Essa realidade pode ser a razão de alguns fatos dos últimos 20 dias, que parecem pequenos, mas, em verdade, são bastante significativos. O governador Lucas Ribeiro telefonou para o prefeito Leo Bezerra logo que ele tomou posse e colocou o governo à disposição da Prefeitura da Capital para parcerias; declarações neste sentido já foram repetidas duas outras vezes, além de que os dois foram flagrados conversando e rindo à solta numa solenidade; o prefeito Leo Bezerra tem garantido que nada vai atrapalhar a relação de parceria com o governo do Estado; o governador também se dispôs a estabelecer parcerias com a Prefeitura de Campina Grande e o prefeito Bruno Cunha Lima, apesar das rivalidades campinenses, elogiou a primeira-dama do Estado, Camila Mariz, nas redes sociais e disse que ela tinha seu respeito; e o deputado Pedro Cunha Lima elogiou o governador Lucas Ribeiro pela iniciativa de implantar um parque sensorial para autistas na Granja Santana.

Esses pequenos gestos e atitudes parecem insignificantes, mas não são. Eram praticamente impossíveis na história recente da Paraíba. O que se tem aí são políticos de diferentes partidos, grupos e famílias políticas trocando gentilezas, elogios e se oferendo para o compartilhamento de parcerias. Há uma enorme e significativa mudança de postura, quase uma revolução se se considerar as relações políticas no último meio século na Paraíba.

Sirva-se um rápido coquetel como amostra: o governador Wilson Braga foi acusado de mandar matar o empresário e jornalista Paulo Brando Cavalcanti; o governador Tarcísio Burity, em seu segundo governo, se desentendeu com praticamente todas as forças políticas do Estado; no cargo, o governador Ronaldo Cunha tentou matar o ex-governador Burity a tiros; as famílias Mariz a Gadelha alimentaram por décadas uma radical rixa política em Sousa, assim como haviam enfrentamentos entre grupos políticos e diversas outras regiões do Estado; o ex-governador José Maranhão e a família Cunha Lima racharam politicamente e sustentaram uma verdadeira guerra pelo poder estadual por mais de década, entre outras ranhas; o governador Cássio Cunha Lima manteve o enfrentamento com Maranhão e ainda se confrontou com o jornal Correio da Paraíba e o empresário Roberto Cavalcanti, e o governador Ricardo Coutinho alimentou confrontos verbais com praticamente todos os grupos políticos do Estado, com ataques quase permanentes.

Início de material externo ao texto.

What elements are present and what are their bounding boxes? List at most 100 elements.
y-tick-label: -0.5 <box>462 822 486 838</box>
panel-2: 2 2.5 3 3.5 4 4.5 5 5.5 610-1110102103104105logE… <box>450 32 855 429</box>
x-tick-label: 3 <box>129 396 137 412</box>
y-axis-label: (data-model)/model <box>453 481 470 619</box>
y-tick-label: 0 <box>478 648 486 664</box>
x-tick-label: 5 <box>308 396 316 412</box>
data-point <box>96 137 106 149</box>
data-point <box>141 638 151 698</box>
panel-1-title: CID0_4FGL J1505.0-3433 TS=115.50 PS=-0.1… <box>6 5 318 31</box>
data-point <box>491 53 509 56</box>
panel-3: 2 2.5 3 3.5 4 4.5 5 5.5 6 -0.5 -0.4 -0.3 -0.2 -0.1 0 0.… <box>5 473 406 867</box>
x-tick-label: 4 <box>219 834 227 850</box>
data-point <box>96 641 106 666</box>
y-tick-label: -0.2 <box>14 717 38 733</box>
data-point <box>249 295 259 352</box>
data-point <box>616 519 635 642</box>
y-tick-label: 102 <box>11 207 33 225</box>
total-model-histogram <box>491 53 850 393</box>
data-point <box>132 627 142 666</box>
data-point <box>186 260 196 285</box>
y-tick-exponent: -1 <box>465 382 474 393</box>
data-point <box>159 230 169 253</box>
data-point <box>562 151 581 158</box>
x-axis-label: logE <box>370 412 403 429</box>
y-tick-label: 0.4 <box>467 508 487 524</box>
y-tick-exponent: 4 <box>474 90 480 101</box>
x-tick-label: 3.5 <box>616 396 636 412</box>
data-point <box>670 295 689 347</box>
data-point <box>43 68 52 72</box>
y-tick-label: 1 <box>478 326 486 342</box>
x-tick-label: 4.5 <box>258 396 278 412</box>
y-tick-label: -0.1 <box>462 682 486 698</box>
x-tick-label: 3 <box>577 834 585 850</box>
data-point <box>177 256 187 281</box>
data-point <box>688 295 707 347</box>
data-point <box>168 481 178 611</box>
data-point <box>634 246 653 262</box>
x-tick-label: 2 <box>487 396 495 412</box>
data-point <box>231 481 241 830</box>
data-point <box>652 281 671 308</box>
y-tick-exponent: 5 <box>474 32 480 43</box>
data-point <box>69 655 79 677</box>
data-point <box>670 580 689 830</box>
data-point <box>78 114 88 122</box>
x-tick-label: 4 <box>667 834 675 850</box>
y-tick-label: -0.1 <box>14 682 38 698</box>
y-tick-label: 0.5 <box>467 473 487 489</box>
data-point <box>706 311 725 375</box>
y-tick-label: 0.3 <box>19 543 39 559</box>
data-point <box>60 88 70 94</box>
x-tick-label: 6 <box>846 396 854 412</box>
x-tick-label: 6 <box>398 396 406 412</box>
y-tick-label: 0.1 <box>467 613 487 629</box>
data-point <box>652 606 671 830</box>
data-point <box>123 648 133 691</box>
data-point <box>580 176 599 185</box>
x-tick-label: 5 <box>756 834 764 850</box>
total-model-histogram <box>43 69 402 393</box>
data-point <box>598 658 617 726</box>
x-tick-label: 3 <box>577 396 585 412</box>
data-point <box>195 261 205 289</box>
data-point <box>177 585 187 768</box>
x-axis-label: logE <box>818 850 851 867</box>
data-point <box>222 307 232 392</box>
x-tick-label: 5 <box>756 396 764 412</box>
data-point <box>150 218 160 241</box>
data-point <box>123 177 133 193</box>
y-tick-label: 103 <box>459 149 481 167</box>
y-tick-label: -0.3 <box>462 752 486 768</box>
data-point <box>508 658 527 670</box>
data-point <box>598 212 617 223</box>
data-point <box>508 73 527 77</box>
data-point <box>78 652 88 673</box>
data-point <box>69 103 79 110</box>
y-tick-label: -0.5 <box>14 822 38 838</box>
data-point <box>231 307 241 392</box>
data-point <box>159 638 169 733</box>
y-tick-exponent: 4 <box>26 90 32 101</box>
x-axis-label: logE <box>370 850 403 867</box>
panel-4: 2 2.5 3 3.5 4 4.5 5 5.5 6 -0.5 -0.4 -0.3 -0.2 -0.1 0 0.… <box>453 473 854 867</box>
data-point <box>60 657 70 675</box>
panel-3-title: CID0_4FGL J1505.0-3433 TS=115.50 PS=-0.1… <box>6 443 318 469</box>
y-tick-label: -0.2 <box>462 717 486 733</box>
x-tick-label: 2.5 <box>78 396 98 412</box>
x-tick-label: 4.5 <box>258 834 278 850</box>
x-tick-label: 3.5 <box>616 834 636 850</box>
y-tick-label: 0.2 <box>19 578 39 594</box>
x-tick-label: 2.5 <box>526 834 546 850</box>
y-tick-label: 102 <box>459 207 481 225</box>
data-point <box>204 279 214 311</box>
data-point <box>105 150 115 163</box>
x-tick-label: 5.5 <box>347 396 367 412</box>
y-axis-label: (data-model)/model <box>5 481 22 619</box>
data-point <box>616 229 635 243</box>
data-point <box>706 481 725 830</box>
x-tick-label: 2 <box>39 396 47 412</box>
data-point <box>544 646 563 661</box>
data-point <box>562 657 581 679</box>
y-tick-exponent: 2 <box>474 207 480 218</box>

O rápido resumo de acontecimentos das últimas décadas revelam na verdade um modo de fazer politica no qual o adversário é tratado como inimigo a ser abatido ou diminuído de todas as formas. Era o jeito de dividir e fidelizar os partidários para tentar manter o poder. A lógica é a do antigo coronelismo, que se revestiu de modernidade e se prolongou no tempo.

É cedo ainda para avaliar, mas as novas lideranças políticas parecem desprovidas do velho sentimento de rixa que adubava o ódio político e empurrava a disputa democrática para infindáveis confrontos pessoais e grupais. A cizânia e as contendas sem tréguas da velha política prejudicaram e muito atrasaram a Paraíba.

A torcida é para que esses gestos e atitudes dos últimos dias na politica estadual se efetivem e se prolonguem no tempo. O anseio natural é que a mudança de postura se estabeleça como nova prática política na Paraíba. Parece pouco, mas o Estado ganhará muito.